This is one of Buffalo Bop's better triumphs: 30 songs of late 1950s and early 1960s teenage life, most seemingly out of the South and West and by performers who were, on the whole, ready to record, and (based on the evidence here) truly poised for stardom -- Jacky Lee Cochran may even have made it onto television, to judge from two still included. In contrast to many other Buffalo Bop releases, there aren't many overt imitators here -- mostly it's just guys trying for a sound of their own. "Happy Jack" by Sammy Spencer is typical: a piece of hillbilly rock & roll that was probably a little too backwoods to get much of a hearing outside of his immediate environment. Tommy "Jim" Beam's unissued "Bay Rum Rock" is one of the most raucous numbers here and probably would've made enough of a noise to get some radio play if it had made it out the door. "Till I Waltz with You Again" and "But in a Million Years" by Bill Reeder (who had surprisingly long hair, to judge from the photo included) and
George Ritchie, respectively, show off the relatively lyrical and not too derivative sounds here, tuneful hard rock & roll with a country flavor -- indeed, Reeder isn't too far from
Buddy Holly's sound. Bobby Kent's "Don't Go 'way" pounds away a little bit like
Jerry Lee Lewis, but that's as derivative as it gets, and he sings with more class. Angie and the Monoco's "Sad as I Can Be" is one of the better pieces of sax-driven rock & roll in the whole Buffalo Bop line, with some pretty powerful drumming driving the song as well and a piano coming in for some real variety after the break -- they're among the artists here who definitely deserved a better hearing than they got.
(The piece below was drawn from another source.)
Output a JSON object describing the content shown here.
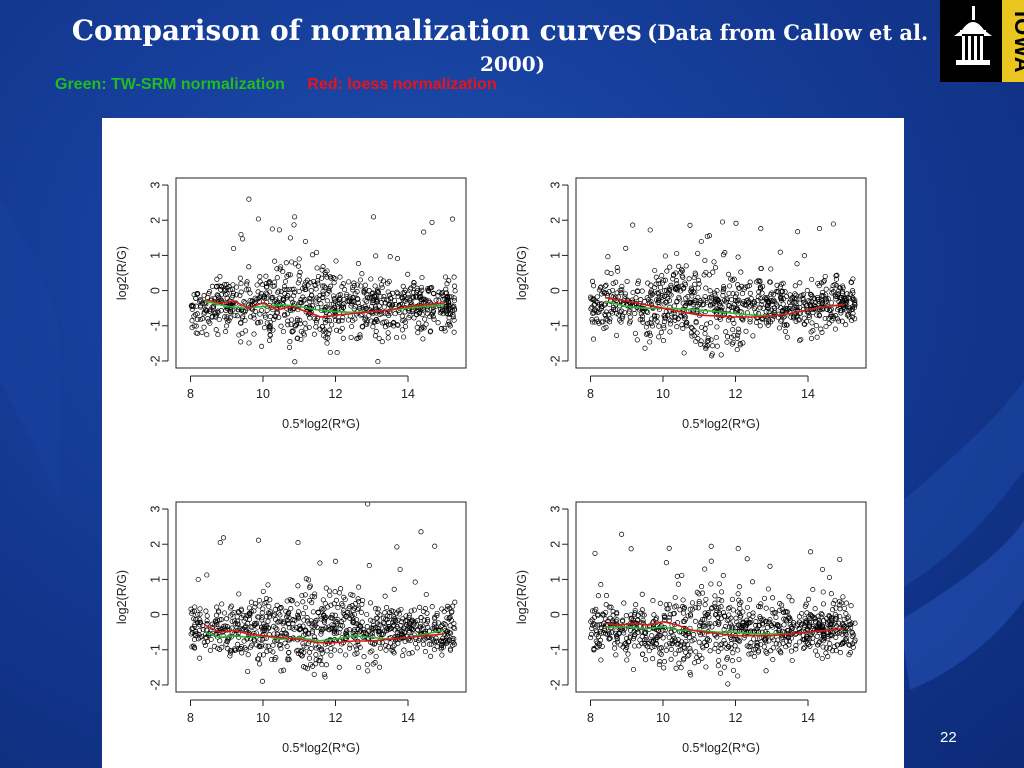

This also includes "Snaggle Tooth Ann" by
Gene Norman (one assumes, not the jazz entrepreneur and founder of GNP-Crescendo Records). One piece of Holly-related material here is
David Box's cut of the
Roy Orbison-
Joe Melson "I've Had My Moment" for Candix Records -- Box (1943-1964) was one of
Sonny Curtis' successors in the Crickets, and the lead singer on that group's version of "Peggy Sue Got Married." He's also one of the more mature and sophisticated singers here -- still a rocker, but closer to the Orbison of that era than to Orbison's Sun period. The Keytones are, similarly, an utterly professional outfit with a healthy mix of loud guitars, smooth vocals, and a great beat of "La-Do-Da-Da." The Daarts are a little jokier, with their deliberately nasal-lead vocals fronting some decent harmony singing and some surf-style guitar on the break of "Cut Me Up." The Jiv a Tones' "Fire Engine Baby" is a pretty cool account of teen lust, mixing a doo-wop style background with some virtually unamplified guitars, and one guy doing (yep) fire engine siren impressions.